Morning all ❤️
That’s my working week done I’ve thoroughly enjoyed having Friday off and just having me time to exercise and catch up with things.
So its early Saturday morning and im really not tired even though sleeping remedy has been used my brain won’t shut up.
It’s really quite difficult switching your thoughts and your brain off before sleep.
You try and think why do i need to think about the most random things ever then spend the next three hours abusing Google for answers.
I really don’t know why we do it to ourselves.
So this evening my blog topic is trust the process.
This can be linked to different areas of your life.
I am the most impatient person ever if i want something i want it yesterday.
Yes im that bad.
But im ambitious in nature i can’t help that it must be my most annoying trait of my zodiac sign.
I like things done in such a way im always wanting to finish the task in hand myself.
Im not afraid of a challenge in life.
Since I’ve been on my path to self discovery I’ve found out alot about myself somethings i didnt like and ive made changes to my own personality and way of acting and thinking.
Im going to share somethings about myself my bad points and how ive made changes to the new and improved me.
In all my past relationships I’ve been hurt and cheated on like alot of people have this left me with my guard so high it touched out of space past the atmosphere.
Its a coping mechanism humans do to protect themselves.
Each time i fell in love and i got my heart broken i would bulid the wall a little bit higher.
The next relationship i got into i would always drag past issues into the next and i would always live in fear that i would have to go through it all again.
So instead I’d just withdraw myself and wouldn’t let anyone in.
Over time i didn’t even recognise myself.
I had become controlling, reserved, filled with fear & worry.
Confused why didn’t anyone just love me for me, what did i ever do so wrong.
Doubt kicked in maybe i didn’t love them right maybe i wasn’t perfect enough or what they expected in bed to be honest i don’t think i will ever know the truth.
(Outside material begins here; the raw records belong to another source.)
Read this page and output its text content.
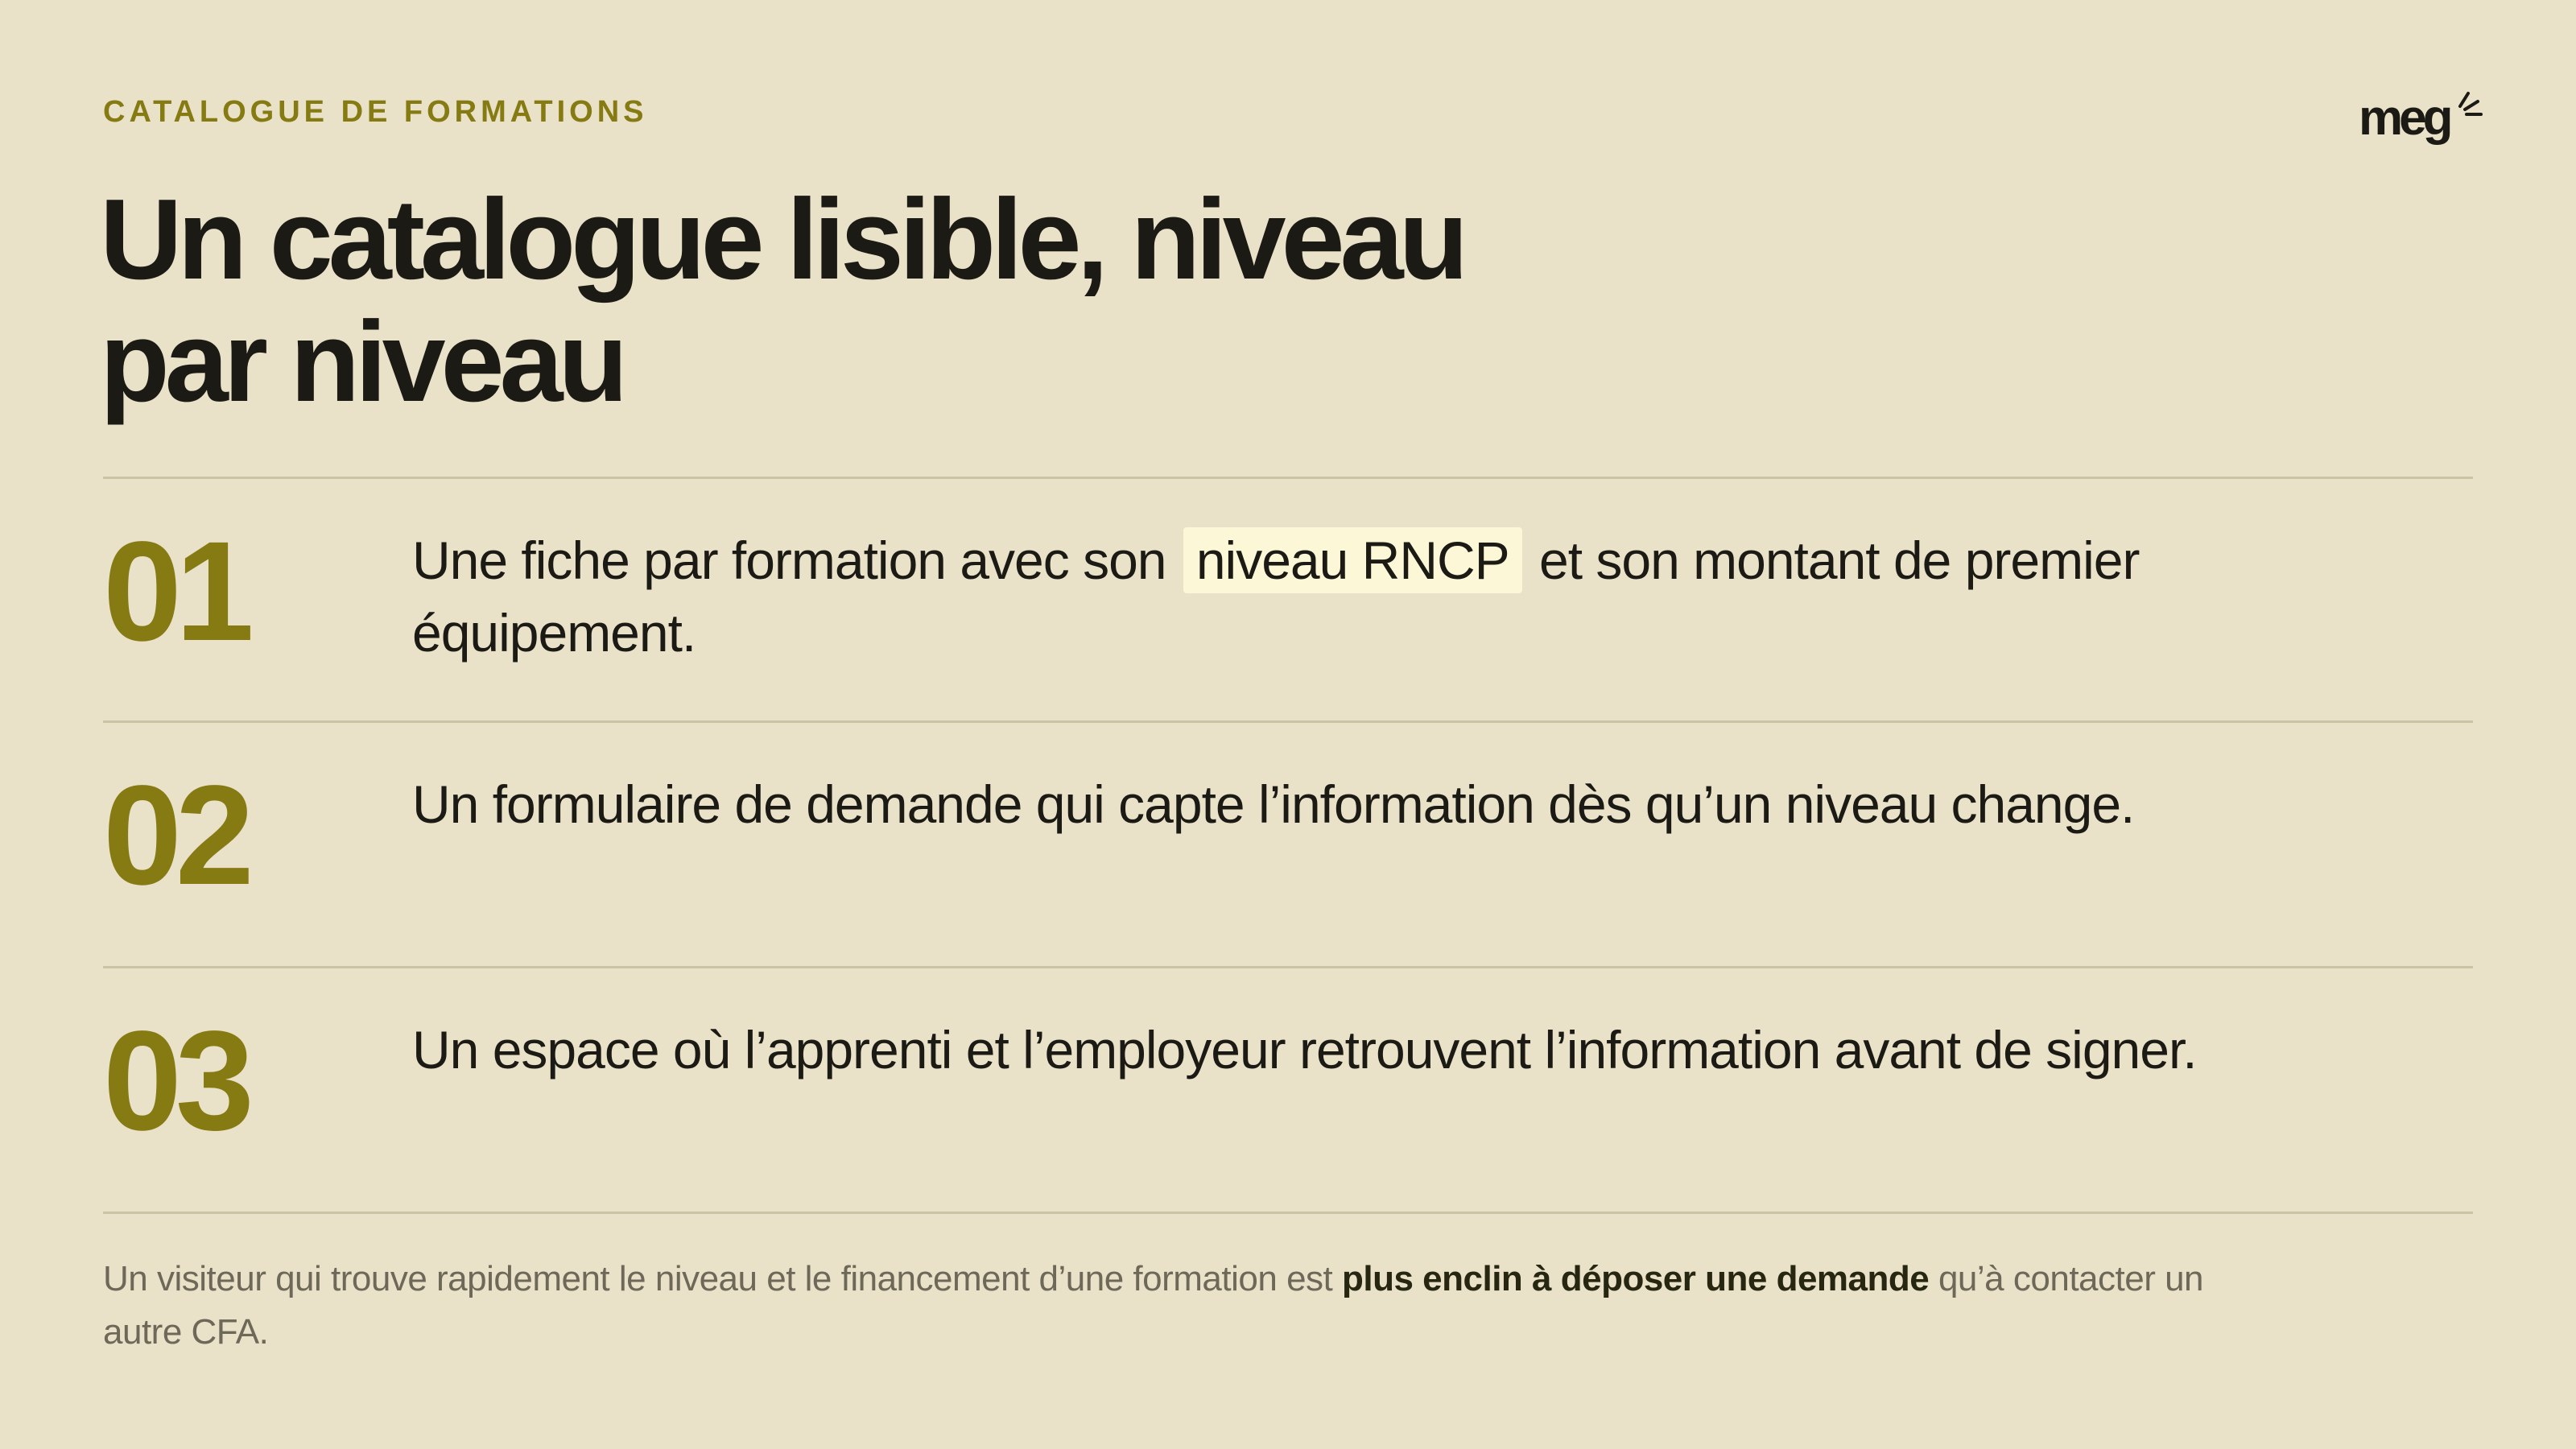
CATALOGUE DE FORMATIONS	meg
Un catalogue lisible, niveau
par niveau
01	Une fiche par formation avec son niveau RNCP et son montant de premier équipement.
02	Un formulaire de demande qui capte l’information dès qu’un niveau change.
03	Un espace où l’apprenti et l’employeur retrouvent l’information avant de signer.
Un visiteur qui trouve rapidement le niveau et le financement d’une formation est plus enclin à déposer une demande qu’à contacter un autre CFA.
Maybe now i don’t need to know.
Trying to control every last detail in your life and the people around you can be both mentally and physically draining.
I’ve realised now that over the years my issues with control have not only stopped great opportunities for me but i have also been suffocating myself and the people around me.
Not everything needs a plan, not everything matters, not everything is worth the worry.
You have to wait and trust the process.
If it happens it happens if it doesn’t then so be it let fate take its course.
I now understand that whatever awaits me I’ll deal with it when the time comes.
And trust the process along the way.